In an early 1960s Italian coastal town by the name of Porto Vergogna, a stunning actress steps off an old boat and immediately captivates a young Italian man named Pasquale. As the actress smiles at him, he falls in love, “not so much with the woman, whom he didn’t even know, but with the moment.” This actress is Dee Moray, young, blonde and straight from the set of Cleopatra, the infamous movie starring Richard Burton and Elizabeth Taylor. Dee is also dying of cancer.

It’s only fitting that a book satirizing modern-day Hollywood and the movie business that drives it opens like a movie pitch. Beautiful Ruins by Jess Walter is advertised as a “love story spanning decades” because it jumps from 1960s Italy to modern day Hollywood then back to World War II era Italy, but it is so much more than that. Walter depicts everyone’s yearning for the glamorous, scandal-ridden world of fame and the few who manage to land in it.

Beautiful Ruins tells the story of that poor Italian and the young American actress in the 1960s. It also tells the stories of an aging has-been movie director and his stunning young mistresses in present-day Hollywood, a desperate musician, a wannabe screenwriter and a Hollywood assistant whose only dream is to be a movie producer. All of these seemingly unrelated characters are tied together in surprising ways.

The beauty behind each of these characters comes from their complexity. For example, the director, Michael Deane, is presented as the ultimate celebrity cliché. His younger days were spent directing quality movies that brought in both rave reviews and money from the box office. However, his career has shifted to producing trashy reality television hits. He is terrified of aging, addicted to plastic surgery and lives with his gorgeous young wife in a Beverly Hills mansion. However, as the book progresses, he turns out to have a much more calculating and manipulative side to him that, though dark, is surprisingly emotional.

Though Walter’s main characters are fun to read, his smaller characters, some of whom appear in only a single chapter, are just as poignant. An alcoholic writer is just one of these well-written characters. He visits Porto Vergogna every year to write his memoir, though after several years, he has only written one chapter. Instead of leaving him as the classic drunken writer, Walter decides to give him an interesting backstory by writing a chapter in Beautiful Ruins as his memoir. Through this heartbreaking memoir, we learn that this writer was an American soldier serving in Italy during World War II. In addition, my favorite character never actually makes an appearance in the book. He is merely talked about, and he too was a soldier during World War II. In an attempt to get to know Dee Moray better, Pasquale takes her to an old World War II bunker with two nearly identical paintings of a girl on the walls. The pair speculates on who the girl might be and what she meant to the soldier who painted her. It isn’t until the very end of the novel that we learn why this German soldier painted her on the wall twice and what happened to him.

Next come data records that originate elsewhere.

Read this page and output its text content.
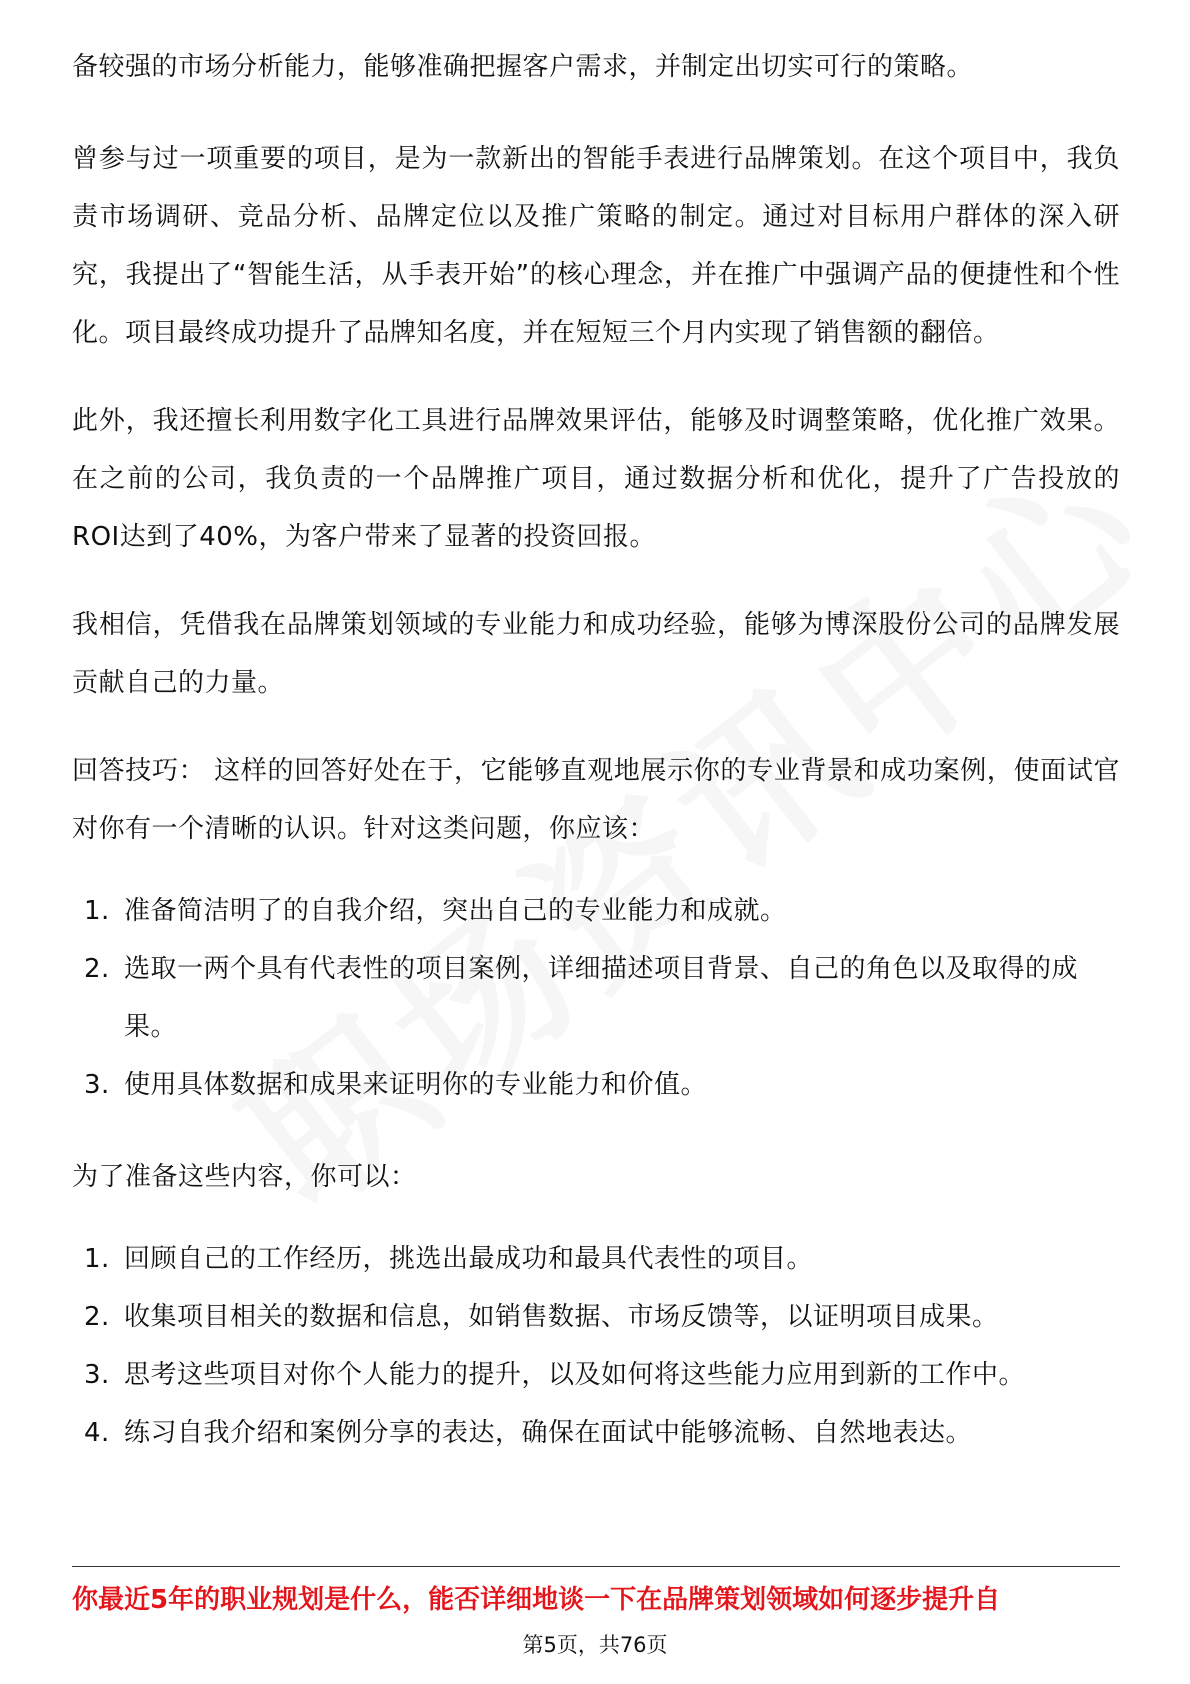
备较强的市场分析能力，能够准确把握客户需求，并制定出切实可行的策略。

曾参与过一项重要的项目，是为一款新出的智能手表进行品牌策划。在这个项目中，我负责市场调研、竞品分析、品牌定位以及推广策略的制定。通过对目标用户群体的深入研究，我提出了“智能生活，从手表开始”的核心理念，并在推广中强调产品的便捷性和个性化。项目最终成功提升了品牌知名度，并在短短三个月内实现了销售额的翻倍。

此外，我还擅长利用数字化工具进行品牌效果评估，能够及时调整策略，优化推广效果。在之前的公司，我负责的一个品牌推广项目，通过数据分析和优化，提升了广告投放的ROI达到了40%，为客户带来了显著的投资回报。

我相信，凭借我在品牌策划领域的专业能力和成功经验，能够为博深股份公司的品牌发展贡献自己的力量。

回答技巧： 这样的回答好处在于，它能够直观地展示你的专业背景和成功案例，使面试官对你有一个清晰的认识。针对这类问题，你应该：

1. 准备简洁明了的自我介绍，突出自己的专业能力和成就。
2. 选取一两个具有代表性的项目案例，详细描述项目背景、自己的角色以及取得的成果。
3. 使用具体数据和成果来证明你的专业能力和价值。

为了准备这些内容，你可以：

1. 回顾自己的工作经历，挑选出最成功和最具代表性的项目。
2. 收集项目相关的数据和信息，如销售数据、市场反馈等，以证明项目成果。
3. 思考这些项目对你个人能力的提升，以及如何将这些能力应用到新的工作中。
4. 练习自我介绍和案例分享的表达，确保在面试中能够流畅、自然地表达。
你最近5年的职业规划是什么，能否详细地谈一下在品牌策划领域如何逐步提升自
第5页，共76页
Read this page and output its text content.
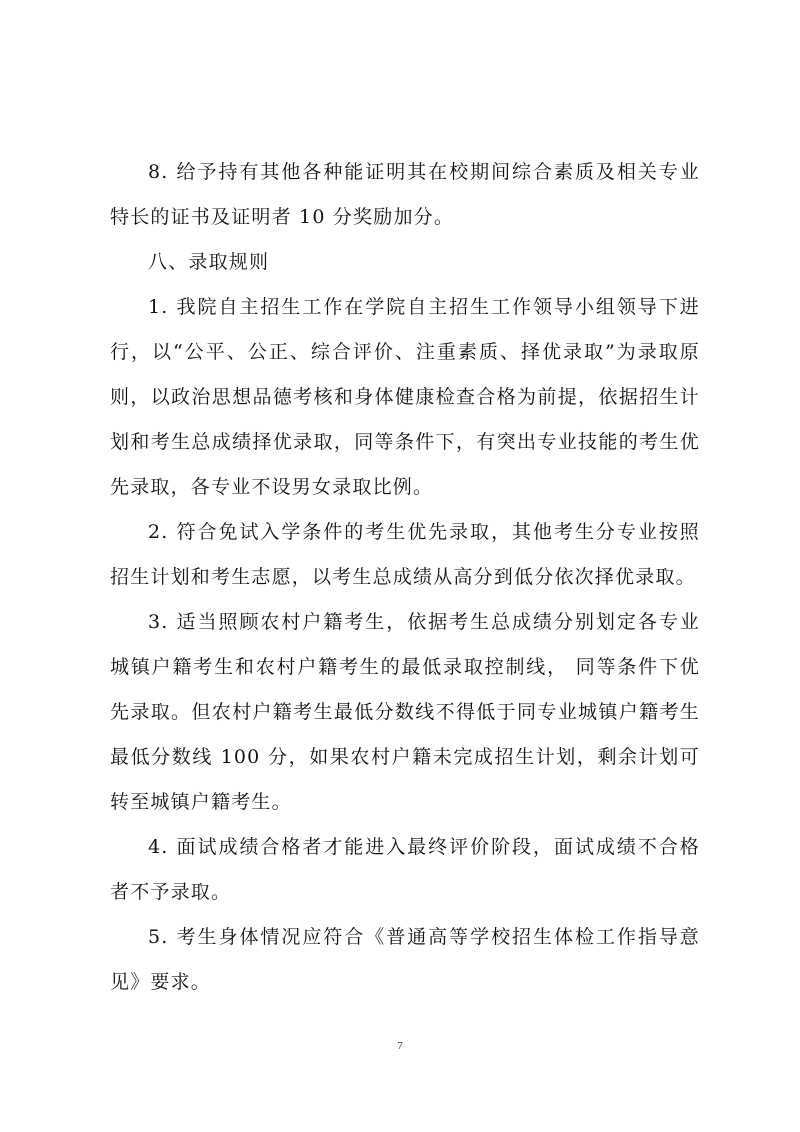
8. 给予持有其他各种能证明其在校期间综合素质及相关专业特长的证书及证明者 10 分奖励加分。

八、录取规则

1. 我院自主招生工作在学院自主招生工作领导小组领导下进行，以“公平、公正、综合评价、注重素质、择优录取”为录取原则，以政治思想品德考核和身体健康检查合格为前提，依据招生计划和考生总成绩择优录取，同等条件下，有突出专业技能的考生优先录取，各专业不设男女录取比例。

2. 符合免试入学条件的考生优先录取，其他考生分专业按照招生计划和考生志愿，以考生总成绩从高分到低分依次择优录取。

3. 适当照顾农村户籍考生，依据考生总成绩分别划定各专业城镇户籍考生和农村户籍考生的最低录取控制线， 同等条件下优先录取。但农村户籍考生最低分数线不得低于同专业城镇户籍考生最低分数线 100 分，如果农村户籍未完成招生计划，剩余计划可转至城镇户籍考生。

4. 面试成绩合格者才能进入最终评价阶段，面试成绩不合格者不予录取。

5. 考生身体情况应符合《普通高等学校招生体检工作指导意见》要求。

7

In addition to being both heartbreaking and funny, Beautiful Ruins is an interesting exploration of the desire for fame, recognition and the lengths some people are willing to go to achieve it. Just like in life, nearly every character in this novel is trying to make his or her mark in one way or another. Walter is painfully blunt at times, serving to remind us all that not everyone’s dreams are meant to come true.